Sarah Page


(PhD, University of Florida, 2018)
Office: 217 Flanagan Building
E-mail: pagesa18@ecu.edu

About Me

I am a Teaching Assistant Professor of Cultural Anthropology, and I am happy to have joined ECU’s faculty in the fall of 2018. I teach several different kinds of courses in the Anthropology Department. These courses are focused in undergraduate education, and include: Intruduction to Anthropology, Global Understanding, and Sexual Behavior from an Anthropological Perspective. I really enjoy introducing students to the study of human culture and biodiversity across time and space, the discipline of anthropology.

My dissertation research captures the early stages of a fledgling Jamaican human rights movement  in which sexually minoritized people are struggling to counter the effects of political homophobia with homegrown activism and realize positive social change. There, queer grassroots groups and NGOs are organizing within the context of a homophobic society that incentivizes their continued exclusion. My research unpacks the systemic nature of this exclusion as well as evidencing the activitsts’ work in combatting it. By tracing the complex of beliefs and behaviors and practices underwriting Jamaican homophobia; through the collision of hierarchies of race, class, economy, gender, sexuality, and the state, I argue that scapegoating of this highly vulnerable segment of the population on the basis of sexual orientation is a state project to create consensus within the polity. Not the least of these is to solidify a common basis for a political constituency among the very poor and the elite—who under any other circumstances, would have interests so divergent so as to be unable to relate to one another. My work seeks to identify the multiple layers of discrimination meant to segregate LGBTQ individuals from the whole of Jamaican society—and also the work and lives of the activists working to dismantle it.

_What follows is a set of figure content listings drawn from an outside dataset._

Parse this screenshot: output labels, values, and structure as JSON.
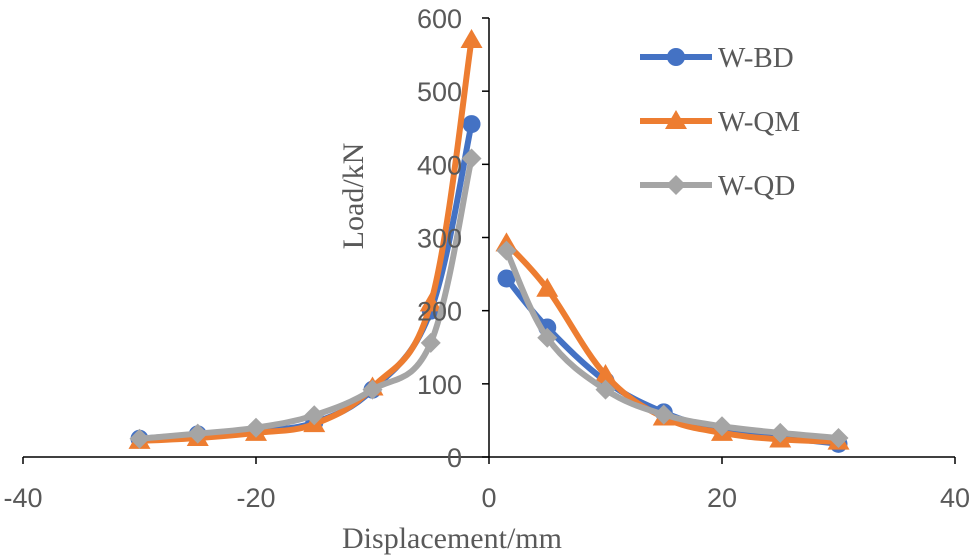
{
  "chart_data": {
    "type": "scatter",
    "title": "",
    "xlabel": "Displacement/mm",
    "ylabel": "Load/kN",
    "xlim": [
      -40,
      40
    ],
    "ylim": [
      0,
      600
    ],
    "x_ticks": [
      "-40",
      "-20",
      "0",
      "20",
      "40"
    ],
    "x_tick_values": [
      -40,
      -20,
      0,
      20,
      40
    ],
    "y_ticks": [
      "0",
      "100",
      "200",
      "300",
      "400",
      "500",
      "600"
    ],
    "y_tick_values": [
      0,
      100,
      200,
      300,
      400,
      500,
      600
    ],
    "grid": false,
    "legend_position": "top-right",
    "series": [
      {
        "name": "W-BD",
        "color": "#4472C4",
        "marker": "circle",
        "branches": [
          {
            "x": [
              -30,
              -25,
              -20,
              -15,
              -10,
              -5,
              -1.5
            ],
            "y": [
              25,
              31,
              36,
              47,
              92,
              200,
              455
            ]
          },
          {
            "x": [
              1.5,
              5,
              10,
              15,
              20,
              25,
              30
            ],
            "y": [
              244,
              177,
              104,
              61,
              37,
              27,
              18
            ]
          }
        ]
      },
      {
        "name": "W-QM",
        "color": "#ED7D31",
        "marker": "triangle",
        "branches": [
          {
            "x": [
              -30,
              -25,
              -20,
              -15,
              -10,
              -5,
              -1.5
            ],
            "y": [
              22,
              26,
              33,
              45,
              95,
              210,
              570
            ]
          },
          {
            "x": [
              1.5,
              5,
              10,
              15,
              20,
              25,
              30
            ],
            "y": [
              292,
              230,
              112,
              54,
              33,
              24,
              21
            ]
          }
        ]
      },
      {
        "name": "W-QD",
        "color": "#A5A5A5",
        "marker": "diamond",
        "branches": [
          {
            "x": [
              -30,
              -25,
              -20,
              -15,
              -10,
              -5,
              -1.5
            ],
            "y": [
              25,
              32,
              40,
              57,
              92,
              156,
              408
            ]
          },
          {
            "x": [
              1.5,
              5,
              10,
              15,
              20,
              25,
              30
            ],
            "y": [
              282,
              163,
              92,
              58,
              42,
              33,
              26
            ]
          }
        ]
      }
    ]
  }
}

I am preparing the next phase of my research that will access Jamaican LGBTQ activists living in exile. Whereas my dissertation research focuses on the movement from within Jamaica, I now turn my efforts to connect with activists working abroad in the United Kingdom, Canada, and the United States to safeguard the protection of basic rights of sexual minorities back home in Jamaica. I am keen to learn how their lives have changed since going into exile, which aspects are easier, or more difficult. At present, I am beginning preliminary research and establishing contacts in London, Toronto and New York City.


Education

2018 Ph.D., Anthropology, University of Florida

2008 M.A., Anthropology, University of Florida

2004 B.A., Anthropology, University of Tennessee


Publications

Page, Sarah E.
2015. Talking Race, Identity, and Politics: Reflections on Obama from Latin America and the Caribbean: “Your president is not Black!” Transforming Anthropology. Special Issue October 2015.
Page, Sarah E.
2009. Heteronationalism and the politics of exclusion in Jamaica. OsaMayor (peer edited publication at the University of Pittsburgh), issue entitled “Sexualities, Gender, and Identities in the 21st Century: New Approaches”. Issue 20.